Edward S. Curtis fue un gran apasionado de la vida y el espíritu libre que rodeaba la vida de los indios de Norteamérica. Deseó con todas sus fuerzas dejar grabado en imágenes los últimos filamentos que, como en un estrecho cordón umbilical, unían culturas milenarias al vacío histórico al que habían sido expuestas. Durante treinta largos años convivió con innumerables tribus granjeándose su confianza y logrando con ello captar momentos íntimos vetados para cualquier otro. En su cuaderno de campo, realizaba tareas antropológicas, llevando a cabo una labor de documentación que más tarde serviría como una inagotable fuente de información histórica. Su metodología fue duramente criticada. Al no tener formación académica, la relación sistemática de sus trabajos fueron duramente desprestigiados, llegándose a afirmar que engatusaba a los indios para que posasen con sus trajes en actitudes que más réditos podían proporcionar a la imagen, buscando ése contacto presupuesto entre indio y naturaleza que tanto gustaba en aquella época a la alta burguesía americana.

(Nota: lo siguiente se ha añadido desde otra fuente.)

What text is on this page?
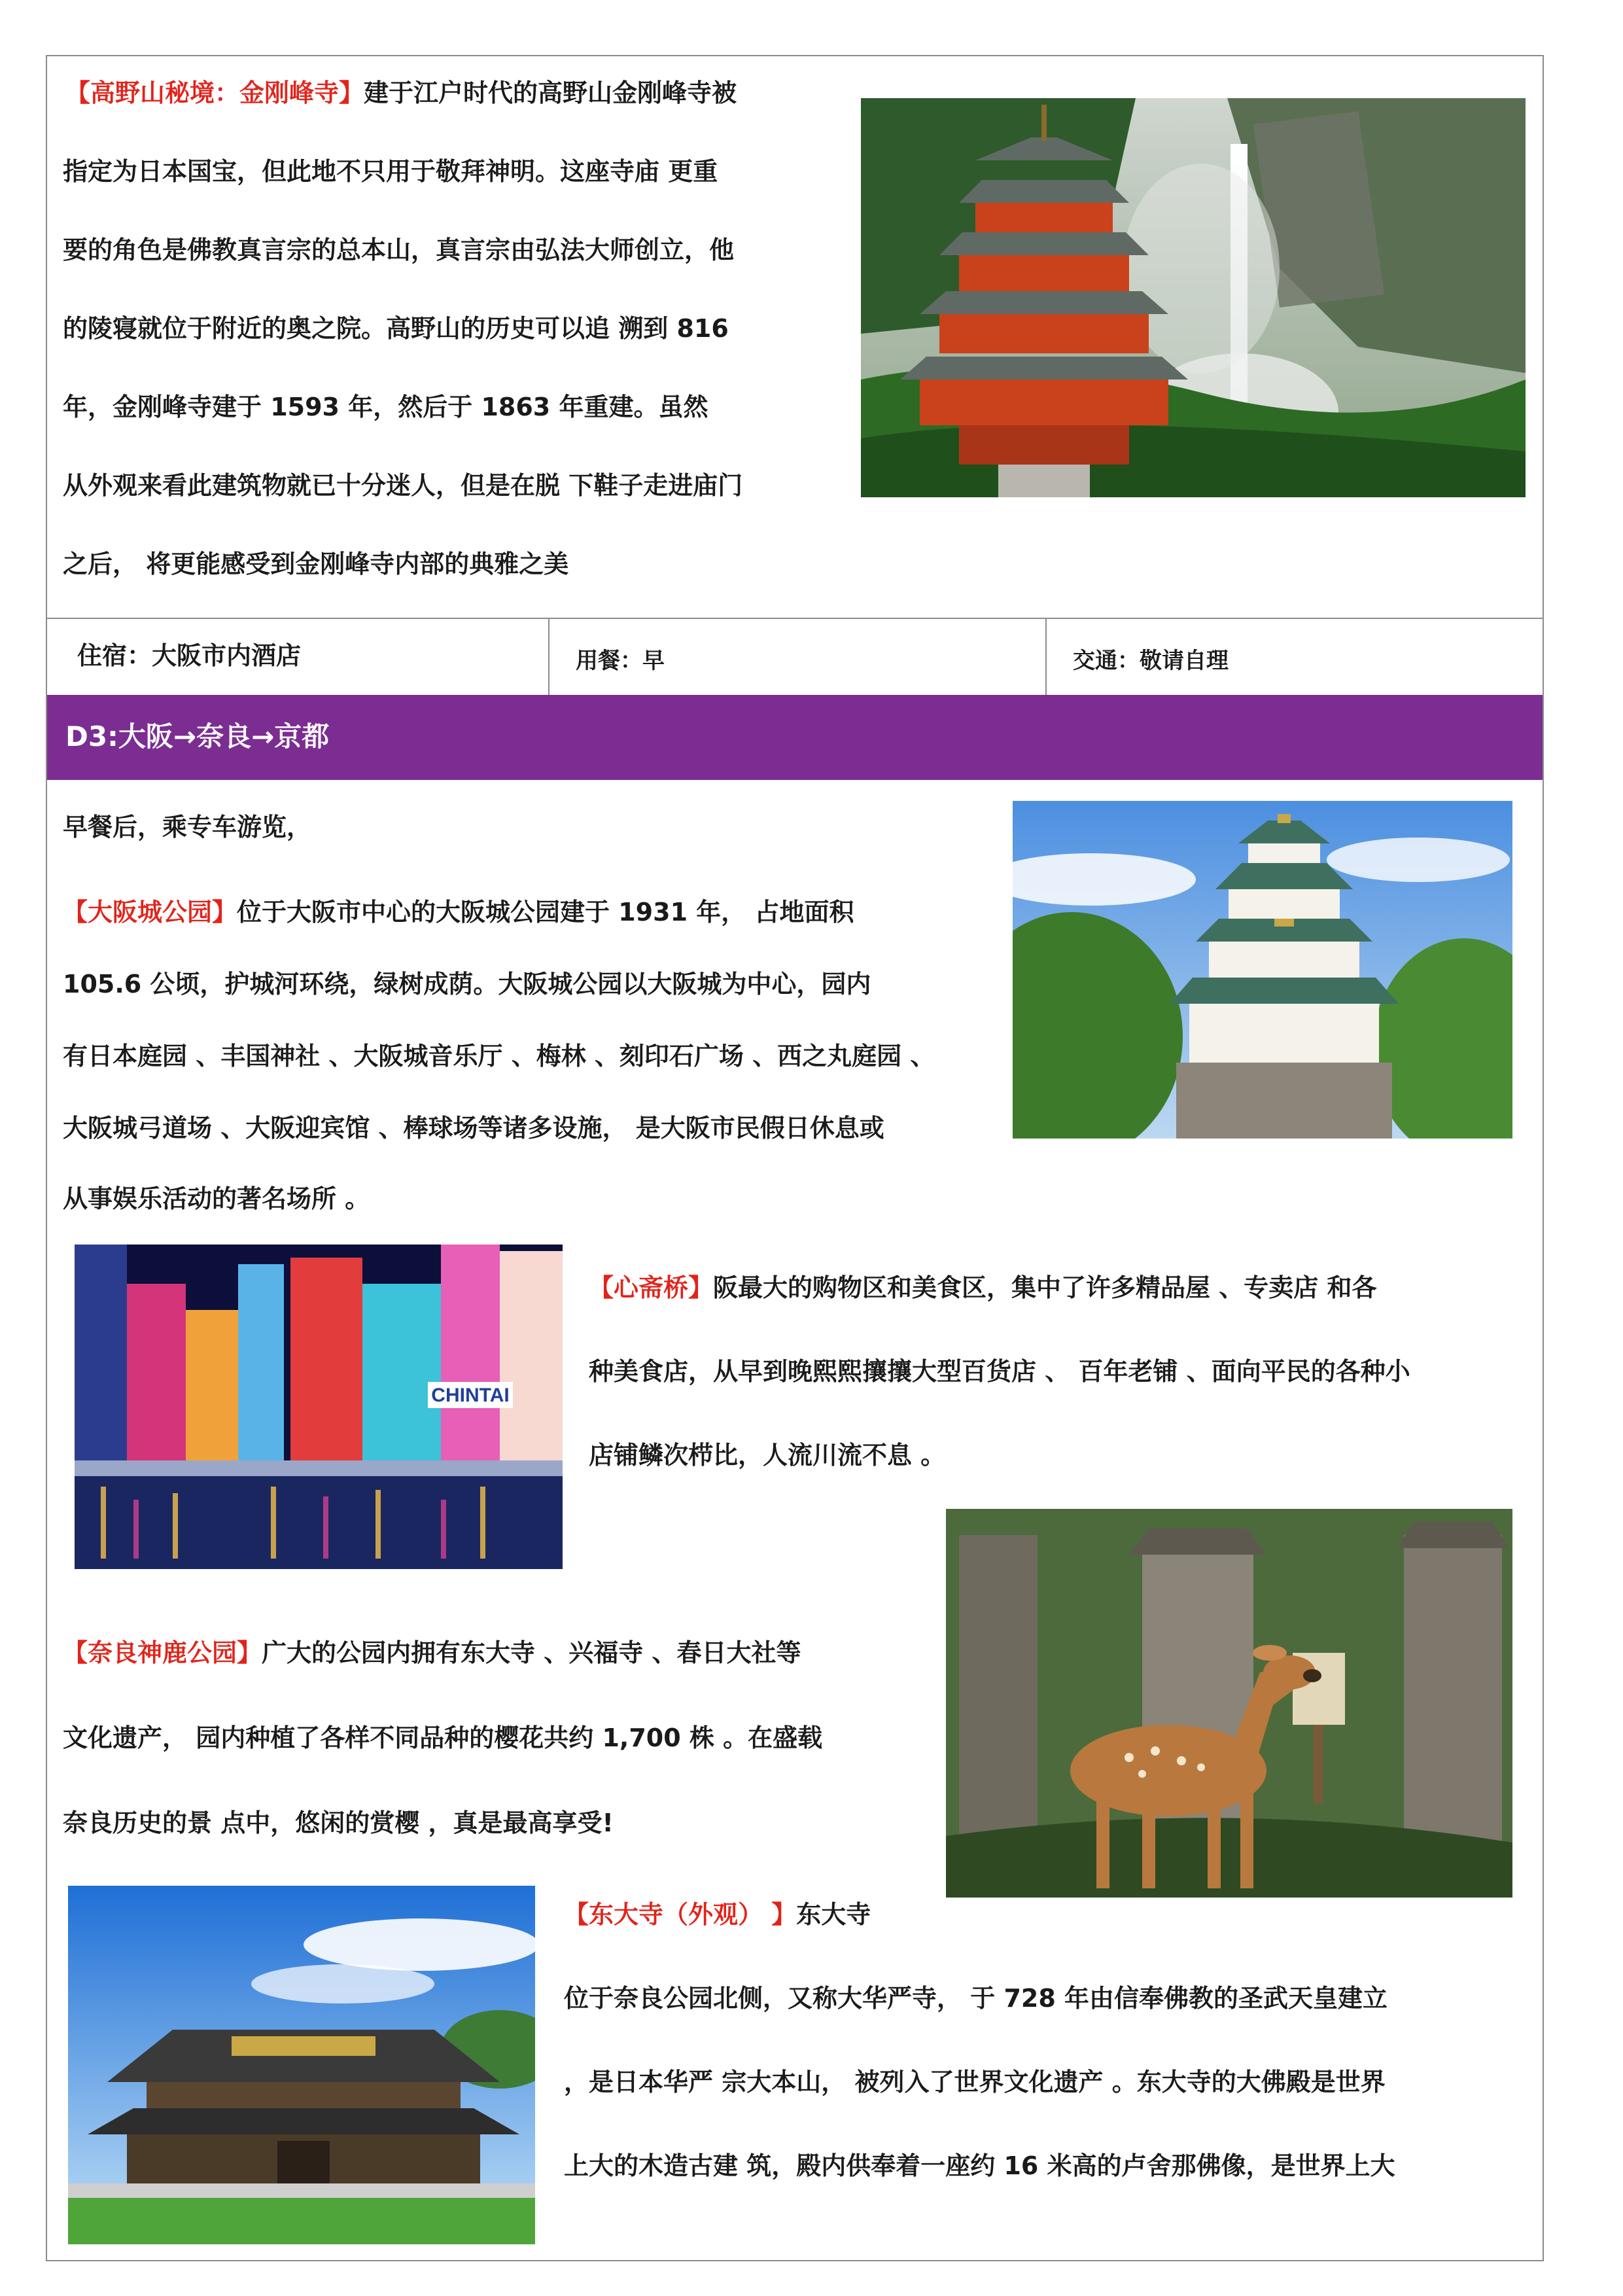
【高野山秘境：金刚峰寺】建于江户时代的高野山金刚峰寺被
指定为日本国宝，但此地不只用于敬拜神明。这座寺庙 更重
要的角色是佛教真言宗的总本山，真言宗由弘法大师创立，他
的陵寝就位于附近的奥之院。高野山的历史可以追 溯到 816
年，金刚峰寺建于 1593 年，然后于 1863 年重建。虽然
从外观来看此建筑物就已十分迷人，但是在脱 下鞋子走进庙门
之后， 将更能感受到金刚峰寺内部的典雅之美
住宿：大阪市内酒店	用餐：早	交通：敬请自理
D3:大阪→奈良→京都
早餐后，乘专车游览，
【大阪城公园】位于大阪市中心的大阪城公园建于 1931 年， 占地面积
105.6 公顷，护城河环绕，绿树成荫。大阪城公园以大阪城为中心，园内
有日本庭园 、丰国神社 、大阪城音乐厅 、梅林 、刻印石广场 、西之丸庭园 、
大阪城弓道场 、大阪迎宾馆 、棒球场等诸多设施， 是大阪市民假日休息或
从事娱乐活动的著名场所 。
CHINTAI
【心斋桥】阪最大的购物区和美食区，集中了许多精品屋 、专卖店 和各
种美食店，从早到晚熙熙攘攘大型百货店 、 百年老铺 、面向平民的各种小
店铺鳞次栉比，人流川流不息 。
【奈良神鹿公园】广大的公园内拥有东大寺 、兴福寺 、春日大社等
文化遗产， 园内种植了各样不同品种的樱花共约 1,700 株 。在盛载
奈良历史的景 点中，悠闲的赏樱 ，真是最高享受!
【东大寺（外观） 】东大寺
位于奈良公园北侧，又称大华严寺， 于 728 年由信奉佛教的圣武天皇建立
，是日本华严 宗大本山， 被列入了世界文化遗产 。东大寺的大佛殿是世界
上大的木造古建 筑，殿内供奉着一座约 16 米高的卢舍那佛像，是世界上大
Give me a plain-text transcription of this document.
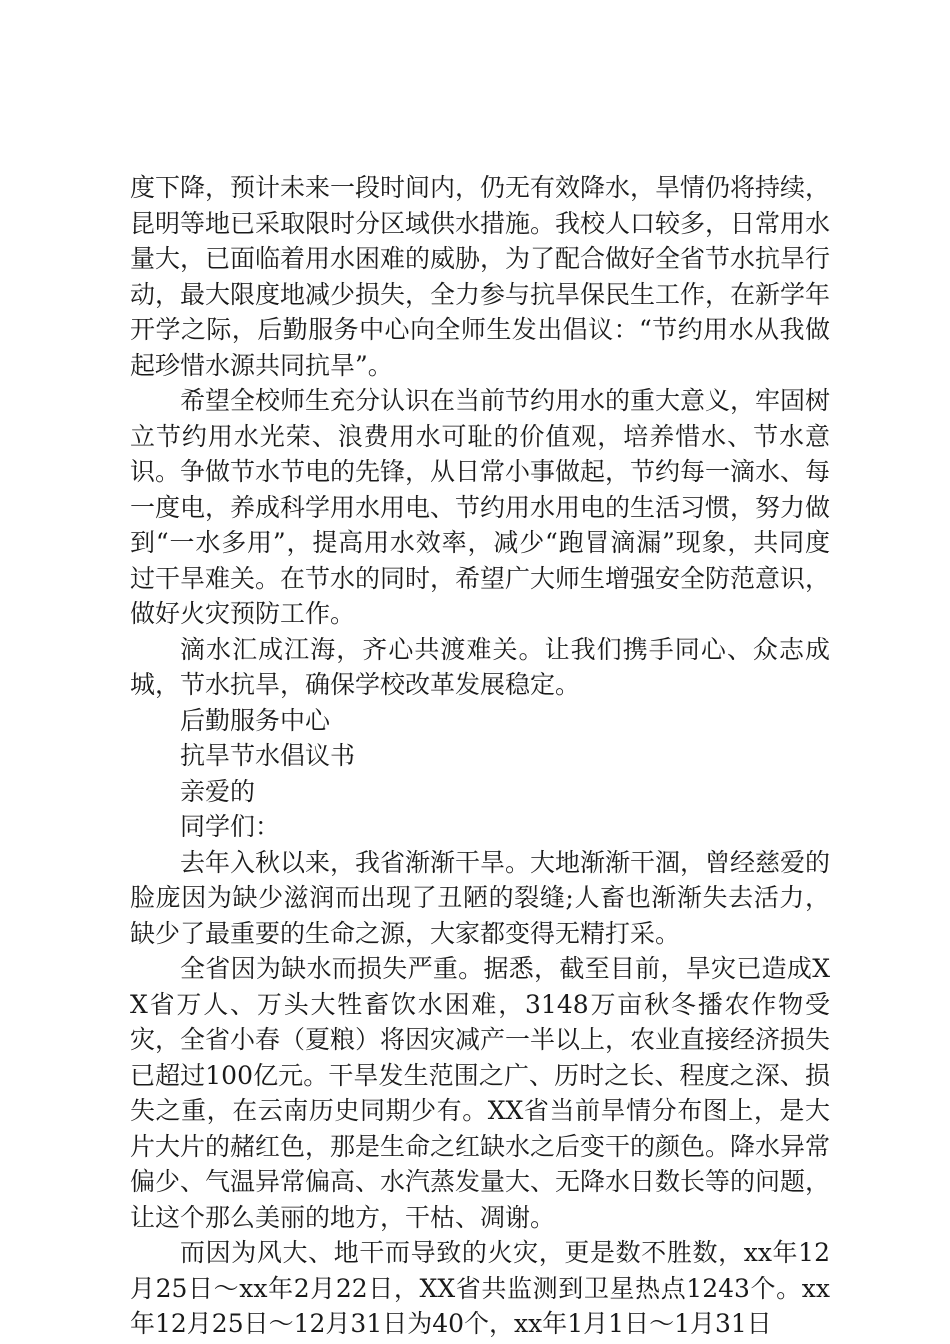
度下降，预计未来一段时间内，仍无有效降水，旱情仍将持续，昆明等地已采取限时分区域供水措施。我校人口较多，日常用水量大，已面临着用水困难的威胁，为了配合做好全省节水抗旱行动，最大限度地减少损失，全力参与抗旱保民生工作，在新学年开学之际，后勤服务中心向全师生发出倡议：“节约用水从我做起珍惜水源共同抗旱”。

希望全校师生充分认识在当前节约用水的重大意义，牢固树立节约用水光荣、浪费用水可耻的价值观，培养惜水、节水意识。争做节水节电的先锋，从日常小事做起，节约每一滴水、每一度电，养成科学用水用电、节约用水用电的生活习惯，努力做到“一水多用”，提高用水效率，减少“跑冒滴漏”现象，共同度过干旱难关。在节水的同时，希望广大师生增强安全防范意识，做好火灾预防工作。

滴水汇成江海，齐心共渡难关。让我们携手同心、众志成城，节水抗旱，确保学校改革发展稳定。

后勤服务中心

抗旱节水倡议书

亲爱的

同学们：

去年入秋以来，我省渐渐干旱。大地渐渐干涸，曾经慈爱的脸庞因为缺少滋润而出现了丑陋的裂缝;人畜也渐渐失去活力，缺少了最重要的生命之源，大家都变得无精打采。

全省因为缺水而损失严重。据悉，截至目前，旱灾已造成XX省万人、万头大牲畜饮水困难，3148万亩秋冬播农作物受灾，全省小春（夏粮）将因灾减产一半以上，农业直接经济损失已超过100亿元。干旱发生范围之广、历时之长、程度之深、损失之重，在云南历史同期少有。XX省当前旱情分布图上，是大片大片的赭红色，那是生命之红缺水之后变干的颜色。降水异常偏少、气温异常偏高、水汽蒸发量大、无降水日数长等的问题，让这个那么美丽的地方，干枯、凋谢。

而因为风大、地干而导致的火灾，更是数不胜数，xx年12月25日～xx年2月22日，XX省共监测到卫星热点1243个。xx年12月25日～12月31日为40个，xx年1月1日～1月31日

Lo cierto es que gracias a Edward, gracias a su autodidáctica manera de operar sobre el terreno, gracias a su valentía y tesón, hoy día, podemos contemplar cómo eran y qué intentaron trasmitir los indios a través de las imágenes en las que quedaron cautivos, observando en muchos casos, el miedo en las pupilas del guerrero, el coraje cautivo de la mujer india, el miedo contenido o el orgullo indeleble pese al genocidio sufrido.
Perdido entre mil territorios y bosques, Edward se olvidó incluso de que tenía una familia. Padre de cuatro hijos, quedó desposeído de todos sus bienes cuando su esposa Clara J.Phillips denunció a las autoridades abandono de hogar. Sus volúmenes sobre los indios comenzaros a no tener la misma acogida entre el público y la financiación de sus viajes se terminó. Tras treinta años fotografiando más de ochenta tribus norteamericanas, con un resultado de más de 40.000 fotografías, terminó arruinado y paradójicamente en el mismo olvido del cual quiso rescatar a los pueblos indios.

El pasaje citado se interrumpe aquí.